Aus Kiew gab es dazu zunächst keine Stellungnahme. Die ukrainische Seite hatte zuvor jedoch schon betont, dass Bachmut weiter unter ihrer Kontrolle sei. In der Stadt mit einst mehr als 70.000 Einwohnern harren nun nur noch wenige Tausend aus. Der russische Angriffskrieg geht in wenigen Tagen bereits ins zweite Jahr.
Angesichts der Dauer-Debatten um weitere Waffenlieferungen aus dem Westen für die Ukraine mahnte Außenministerin Annalena Baerbock zu gründlichem Nachdenken. Wichtig sei, »immer wieder sorgfältig abzuwägen«, sagte die Grünen-Politikerin dem »Tagesspiegel« (Sonntag) aus Berlin.
Russen berichten von Einnahme eines Vororts
Der Kampf um Bachmut ist derzeit die blutigste Schlacht in der Ukraine. Nach Angaben beider Seiten gibt es dort hohe Verluste. Mit einer Eroberung der Stadt käme Kremlchef Wladimir Putin seinem Ziel näher, die gesamte Region Donezk unter seine Kontrolle zu bringen. Am 24. Februar ist es genau ein Jahr her, dass der Krieg begann. Die Ukrainer argwöhnen, dass Putin mit neuen Offensiven noch vor dem Jahrestag Fakten schaffen will. Die Angaben aus dem Kriegsgebiet sind von unabhängiger Seite in den meisten Fällen kaum zu überprüfen.
Der Chef der Wagner-Truppen, der Putin-Vertraute Jewgeni Prigoschin, berichtete, dass seine Kämpfer nach der Erstürmung des Vorortes Krasna Hora nun auf das sieben Kilometer entfernte Bachmut vorrückten. Auch nach Darstellung des Verteidigungsministeriums in Moskau kommen die Truppen voran. Der ukrainische Oberbefehlshaber Walerij Saluschnyj betonte jedoch: »Trotz konstantem Druck des Feindes halten wir Bachmut weiter unter Kontrolle und ergreifen Maßnahmen, um die Frontlinie um diese Stadt herum zu stabilisieren.« Zugleich sprach er von schweren Kämpfen um die Städte Wuhledar und Marjinka.

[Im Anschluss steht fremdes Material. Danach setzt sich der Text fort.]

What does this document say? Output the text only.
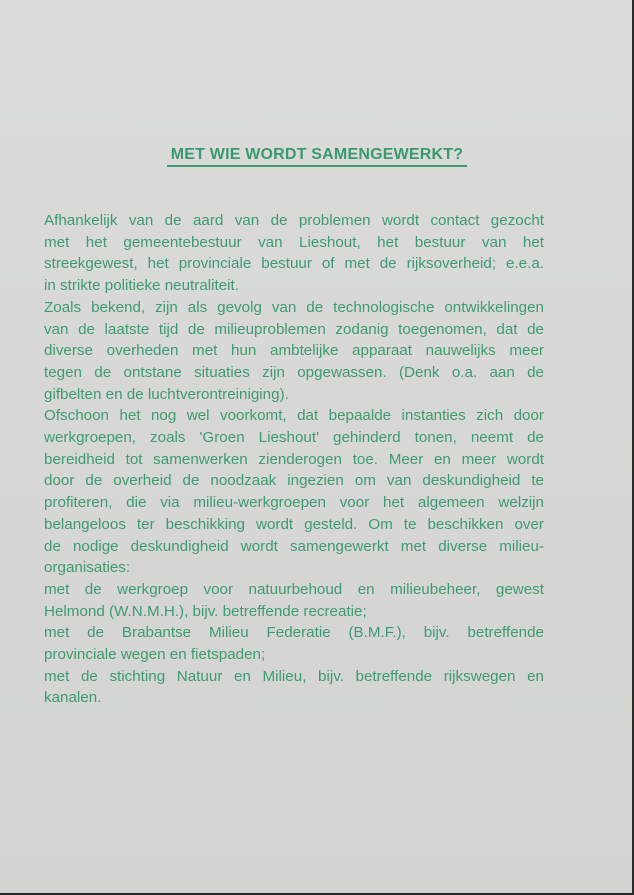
MET WIE WORDT SAMENGEWERKT?
Afhankelijk van de aard van de problemen wordt contact gezocht
met het gemeentebestuur van Lieshout, het bestuur van het
streekgewest, het provinciale bestuur of met de rijksoverheid; e.e.a.
in strikte politieke neutraliteit.
Zoals bekend, zijn als gevolg van de technologische ontwikkelingen
van de laatste tijd de milieuproblemen zodanig toegenomen, dat de
diverse overheden met hun ambtelijke apparaat nauwelijks meer
tegen de ontstane situaties zijn opgewassen. (Denk o.a. aan de
gifbelten en de luchtverontreiniging).
Ofschoon het nog wel voorkomt, dat bepaalde instanties zich door
werkgroepen, zoals 'Groen Lieshout' gehinderd tonen, neemt de
bereidheid tot samenwerken zienderogen toe. Meer en meer wordt
door de overheid de noodzaak ingezien om van deskundigheid te
profiteren, die via milieu-werkgroepen voor het algemeen welzijn
belangeloos ter beschikking wordt gesteld. Om te beschikken over
de nodige deskundigheid wordt samengewerkt met diverse milieu-
organisaties:
met de werkgroep voor natuurbehoud en milieubeheer, gewest
Helmond (W.N.M.H.), bijv. betreffende recreatie;
met de Brabantse Milieu Federatie (B.M.F.), bijv. betreffende
provinciale wegen en fietspaden;
met de stichting Natuur en Milieu, bijv. betreffende rijkswegen en
kanalen.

Briten sehen so hohe russische Verluste wie lange nicht
Russland verliert nach britischen Angaben so viele Soldaten wie seit den Anfangstagen des Kriegs nicht mehr. »In den vergangenen zwei Wochen hat Russland wahrscheinlich die höchste Verlustrate seit der ersten Woche des Einmarsches in die Ukraine erlitten«, erklärte das britische Verteidigungsministerium unter Berufung auf Statistiken des ukrainischen Generalstabs. London könne die Methodologie bei der Erhebung der Zahlen nicht im Detail prüfen, gehe aber davon aus, dass der »von den Daten illustrierte Trend wohl zutreffend ist«. Im Durchschnitt der vergangenen sieben Tage habe es den Daten zufolge 824 russische Tote oder Verletzte täglich gegeben, was mehr als dem Vierfachen des Wertes der Monate Juni und Juli entspreche.

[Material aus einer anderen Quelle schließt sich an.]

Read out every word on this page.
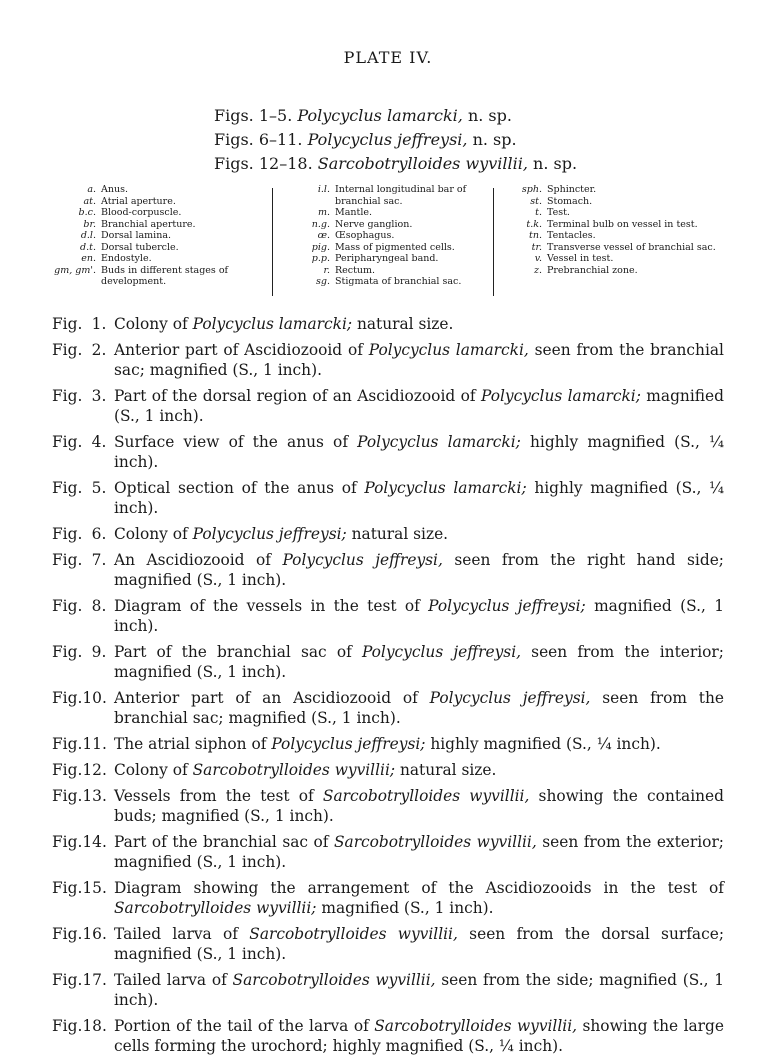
PLATE IV.
Figs. 1–5. Polycyclus lamarcki, n. sp.
Figs. 6–11. Polycyclus jeffreysi, n. sp.
Figs. 12–18. Sarcobotrylloides wyvillii, n. sp.
a. Anus.
at. Atrial aperture.
b.c. Blood-corpuscle.
br. Branchial aperture.
d.l. Dorsal lamina.
d.t. Dorsal tubercle.
en. Endostyle.
gm, gm'. Buds in different stages of development.
i.l. Internal longitudinal bar of branchial sac.
m. Mantle.
n.g. Nerve ganglion.
œ. Œsophagus.
pig. Mass of pigmented cells.
p.p. Peripharyngeal band.
r. Rectum.
sg. Stigmata of branchial sac.
sph. Sphincter.
st. Stomach.
t. Test.
t.k. Terminal bulb on vessel in test.
tn. Tentacles.
tr. Transverse vessel of branchial sac.
v. Vessel in test.
z. Prebranchial zone.
Fig. 1. Colony of Polycyclus lamarcki; natural size.
Fig. 2. Anterior part of Ascidiozooid of Polycyclus lamarcki, seen from the branchial sac; magnified (S., 1 inch).
Fig. 3. Part of the dorsal region of an Ascidiozooid of Polycyclus lamarcki; magnified (S., 1 inch).
Fig. 4. Surface view of the anus of Polycyclus lamarcki; highly magnified (S., ¼ inch).
Fig. 5. Optical section of the anus of Polycyclus lamarcki; highly magnified (S., ¼ inch).
Fig. 6. Colony of Polycyclus jeffreysi; natural size.
Fig. 7. An Ascidiozooid of Polycyclus jeffreysi, seen from the right hand side; magnified (S., 1 inch).
Fig. 8. Diagram of the vessels in the test of Polycyclus jeffreysi; magnified (S., 1 inch).
Fig. 9. Part of the branchial sac of Polycyclus jeffreysi, seen from the interior; magnified (S., 1 inch).
Fig.10. Anterior part of an Ascidiozooid of Polycyclus jeffreysi, seen from the branchial sac; magnified (S., 1 inch).
Fig.11. The atrial siphon of Polycyclus jeffreysi; highly magnified (S., ¼ inch).
Fig.12. Colony of Sarcobotrylloides wyvillii; natural size.
Fig.13. Vessels from the test of Sarcobotrylloides wyvillii, showing the contained buds; magnified (S., 1 inch).
Fig.14. Part of the branchial sac of Sarcobotrylloides wyvillii, seen from the exterior; magnified (S., 1 inch).
Fig.15. Diagram showing the arrangement of the Ascidiozooids in the test of Sarcobotrylloides wyvillii; magnified (S., 1 inch).
Fig.16. Tailed larva of Sarcobotrylloides wyvillii, seen from the dorsal surface; magnified (S., 1 inch).
Fig.17. Tailed larva of Sarcobotrylloides wyvillii, seen from the side; magnified (S., 1 inch).
Fig.18. Portion of the tail of the larva of Sarcobotrylloides wyvillii, showing the large cells forming the urochord; highly magnified (S., ¼ inch).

Der ukrainische Präsident Wolodymyr Selenskyj lobte den Widerstand der eigenen Soldaten am Samstagabend in einer Videobotschaft. Seit Mitte Oktober greift Russland mit Raketen auch die Energieanlagen des Nachbarlandes an. Zuletzt gab es solche Attacken am Freitag. Wegen der Zerstörungen gab es auch am Wochenende vielerorts Probleme mit der Stromversorgung. Energieminister Herman Haluschtschenko sagte am Sonntag: »Es gibt Probleme, allen Kunden den Strom zu liefern.« Inzwischen seien aber alle neun Reaktorblöcke der ukrainischen Atomkraftkraftwerke wieder am Netz. Das größte AKW des Landes nahe Saporischschja ist jedoch von russischen Kräften besetzt.

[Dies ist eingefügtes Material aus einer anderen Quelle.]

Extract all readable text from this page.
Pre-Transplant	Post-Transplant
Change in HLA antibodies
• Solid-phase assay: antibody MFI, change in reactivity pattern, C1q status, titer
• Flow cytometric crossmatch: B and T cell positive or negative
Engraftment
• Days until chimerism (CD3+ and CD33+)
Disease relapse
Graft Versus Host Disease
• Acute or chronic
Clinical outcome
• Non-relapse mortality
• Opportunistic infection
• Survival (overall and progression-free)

Baerbock: Kampfjets »keine Debatte, die wir führen«
Erneut bat die Ukraine um mehr Unterstützung aus dem Westen. Oberbefehlshaber Saluschnyj zeigte sich in einem Gespräch mit US-Generalstabschef Mark Milley besorgt über den Einsatz russischer Marine-Drohnen. Die USA unterstützen die Ukraine militärisch so stark wie kein anderes Land. Kiew fordert nach der Zusage des Westens für Kampfpanzer nun auch Düsenjäger. Darüber gibt es in mehreren Ländern seit Tagen große Debatten. Polens Präsident Andrzej Duda schloss in der BBC aus, dass sein Land im Alleingang Kampfjets liefern könnte. Eine solche Entscheidung müsse von den Nato-Verbündeten gemeinsam getroffen werden. Polen gehört zu den Ländern, die dafür sind.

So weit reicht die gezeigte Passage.